We then get the whole business with the fuel. Either teams have cheated and are disqualified or they haven’t and they’re not. Yet the sport’s fans are now expected to swallow that they have but no they won’t be. The latest is that Hamilton has also now said that he would not accept winning the title through the disqualification of others. Why not, if he’s been denied points by other teams cheating? Where has the ruthless determination, the drive to be the youngest ever world champion disappeared to all of a sudden? This does make the sport look suddenly very noble again though.

Very little of this whirl of cock-ups and strange decisions look right to me. McLaren obviously has a lot to make up for and deserves nothing from the season. Hamilton may not have been complicit and it’s doubtful whether we’ll ever find out the truth of his possible involvement or otherwise in the whole tawdry spying affair. So it’s hard to be too sympathetic to him, hard also not to be. He obviously stood to make at least a potential gain from whatever information was pilfered from Ferrari (he may still do next season, of course), but then again there’s nothing to say that it hasn’t got him anywhere either.

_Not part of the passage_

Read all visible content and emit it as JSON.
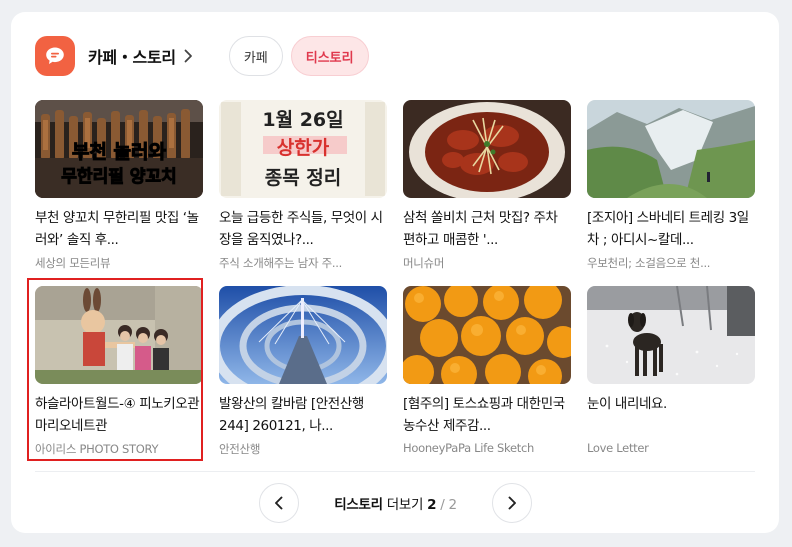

The question arises as to whether F1 has realised that its very integrity had been shaken and come up with a sequence of events designed to keep it top of the sporting agenda, but which involves McLaren taking a dive, effectively in exchange for cash, so that the morally correct result for the season is arrived at.

It might surprise you after all this for me to claim that I’m not normally one for conspiracy theories and this is fanciful in the extreme, I realise. I am aware that I might be becoming more susceptible to them though. But you wouldn’t have bet much money on this absurd sequence of events unfolding as it has a couple of months ago. However, there can be no doubt that a very large amount of people will have bet on Hamilton in the interim and it might be an awful long time before they make their interest in F1 financial again. Given all the above, it would be difficult to blame them.

On the other hand, I could be talking bollocks (it has, let’s face it, been known) and the ICC merely has a new rival for mass incompetence and skullduggery.